Acute restoration of myocardial flow during primary percutaneous coronary intervention (PCI) is pivotal to the treatment of patients with ST-segment elevation myocardial infarction (STEMI). However, reperfusion injury and reduction of nutritional flow may occur despite successful re-opening and stent implantation in the infarct-related culprit lesion, and therefore an apparently normal epicardial flow may not reflect an adequate flow at the microvascular level. Thus, infarct extension may occur without visually observed flow reduction (no-reflow) or distal embolisation, and attempts to protect the peripheral vascular bed by thrombus aspiration or distal protection to avoid these complications have not been convincing.
Sustained no-reflow is associated with the development of large myocardial infarcts and a high risk of ensuing heart failure. It occurs in a certain percentage of PCI procedures in the presence of a high thrombus or plaque burden and is induced by vasoactive substances in concert with increased platelet reactivity. Several observational reports have indicated that the risk of no-reflow and distal embolisation is diminished by deferring stent implantation, because both thrombus burden and microvascular disturbances are reduced with time after flow re-establishment. On the other hand, randomised trials have only been able to demonstrate benefit by stent deferral in certain surrogate endpoints (Table 1).

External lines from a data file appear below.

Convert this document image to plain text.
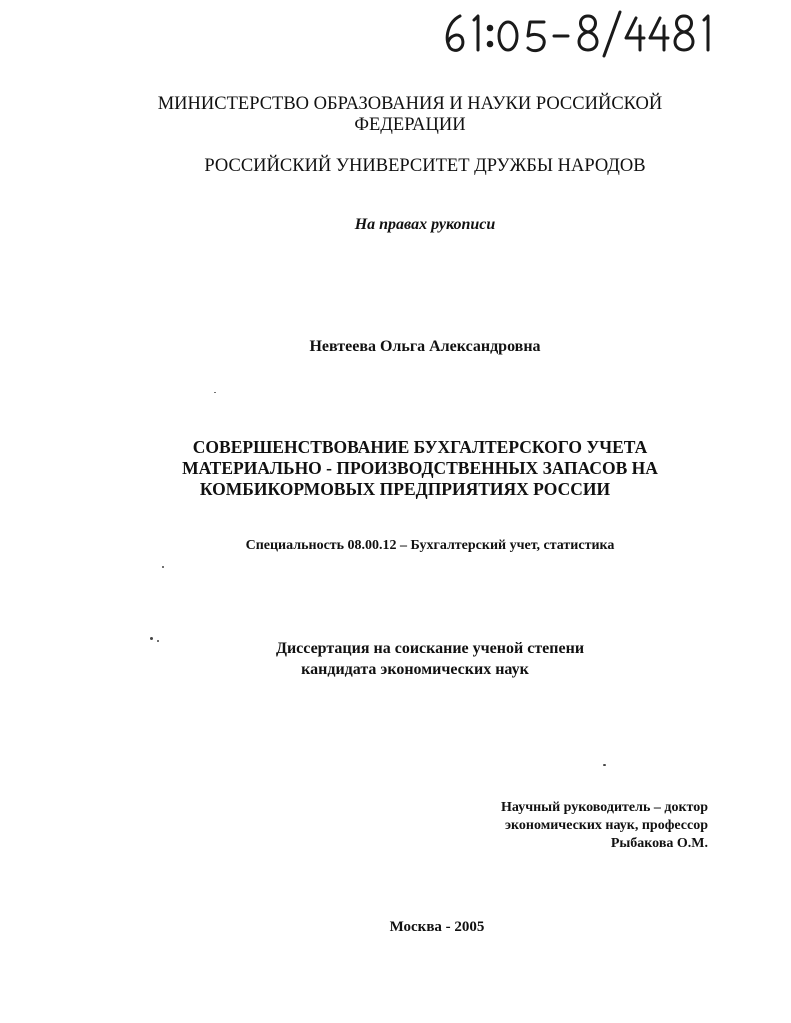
МИНИСТЕРСТВО ОБРАЗОВАНИЯ И НАУКИ РОССИЙСКОЙ ФЕДЕРАЦИИ
РОССИЙСКИЙ УНИВЕРСИТЕТ ДРУЖБЫ НАРОДОВ
На правах рукописи
Невтеева Ольга Александровна
СОВЕРШЕНСТВОВАНИЕ БУХГАЛТЕРСКОГО УЧЕТА
МАТЕРИАЛЬНО - ПРОИЗВОДСТВЕННЫХ ЗАПАСОВ НА
КОМБИКОРМОВЫХ ПРЕДПРИЯТИЯХ РОССИИ
Специальность 08.00.12 – Бухгалтерский учет, статистика
Диссертация на соискание ученой степени
кандидата экономических наук
Научный руководитель – доктор
экономических наук, профессор
Рыбакова О.М.
Москва - 2005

Notwithstanding previously published results from two French centres in favour of immediate stenting, the same centres have followed the defer concept with impressive dedication, and in this issue of EuroIntervention they focus on optimising STEMI intervention by deferring stent implantation two to 30 days after minimal manipulation of the culprit lesion to restore flow. In the Combaret et al study1, the authors implanted a bioresorbable scaffold guided by intravascular imaging a median of four days after the index procedure in a selected group of relatively young patients, and report one reinfarction as the only major cardiac event during six months of follow-up.

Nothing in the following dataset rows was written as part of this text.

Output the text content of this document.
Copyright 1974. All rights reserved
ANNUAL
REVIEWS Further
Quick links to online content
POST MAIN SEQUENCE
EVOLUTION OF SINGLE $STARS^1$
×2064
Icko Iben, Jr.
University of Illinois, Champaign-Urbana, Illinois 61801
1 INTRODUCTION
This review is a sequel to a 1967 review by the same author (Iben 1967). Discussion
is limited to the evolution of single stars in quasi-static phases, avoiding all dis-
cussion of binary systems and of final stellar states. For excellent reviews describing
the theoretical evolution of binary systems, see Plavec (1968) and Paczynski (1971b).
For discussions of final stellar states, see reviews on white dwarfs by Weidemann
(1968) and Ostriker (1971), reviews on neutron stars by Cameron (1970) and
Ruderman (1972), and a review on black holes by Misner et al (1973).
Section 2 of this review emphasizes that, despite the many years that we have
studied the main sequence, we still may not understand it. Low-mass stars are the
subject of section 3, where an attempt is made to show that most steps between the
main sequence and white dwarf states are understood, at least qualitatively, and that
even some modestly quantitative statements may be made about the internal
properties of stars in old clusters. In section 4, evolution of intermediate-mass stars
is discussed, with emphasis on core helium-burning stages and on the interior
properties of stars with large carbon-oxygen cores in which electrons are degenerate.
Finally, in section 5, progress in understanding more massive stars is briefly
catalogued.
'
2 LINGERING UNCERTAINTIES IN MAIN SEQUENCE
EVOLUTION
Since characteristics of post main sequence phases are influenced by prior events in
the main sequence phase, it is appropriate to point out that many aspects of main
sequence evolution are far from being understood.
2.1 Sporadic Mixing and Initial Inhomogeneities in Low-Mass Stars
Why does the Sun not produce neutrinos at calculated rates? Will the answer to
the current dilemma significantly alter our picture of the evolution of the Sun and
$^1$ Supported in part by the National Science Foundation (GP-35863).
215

In the Mester et al study2, stent implantation was scheduled a median of seven days after the acute episode and, despite a considerable residual stenosis after the index PCI, the only adverse events reported were re-occlusion of the infarct-related artery in two patients not receiving glycoprotein IIb/IIIa inhibitors. Stent implantation could be waived in more than one third of these patients.
Albeit small and non-randomised, these two studies are valuable contributions to the ongoing attempt to improve invasive treatment of patients with STEMI. The concept of regaining the vasoactive and endothelial properties of the vessel by use of bioresorbable scaffolds is intriguing and can often be performed straight away, because the majority of STEMI vessels contain soft non-calcified plaque. On the other hand, care must be taken with regard to the sizing of the scaffold and in respect of the increased risk of scaffold thrombosis.
The limited number of patients in these two studies impedes any firm conclusion concerning the safety of the defer strategy, and the compilation of current experience –not least from our own DANAMI 3-DEFER trial– indicates that deferred stent implantation should not be routinely exercised in patients with STEMI3-6. However, the strategy seems safe in cases where a stable blood flow in the infarct-related artery can be restored by minimal manipulation with the supplement of efficient antithrombotic medication, and it cannot be ruled out that certain subgroups of patients with STEMI –especially those with long thrombotic lesions at the index procedure and those with non-significant lesions at the second procedure– may benefit from deferred stenting or even no stenting at all.
Conflict of interest statement
The authors have no conflicts of interest to declare.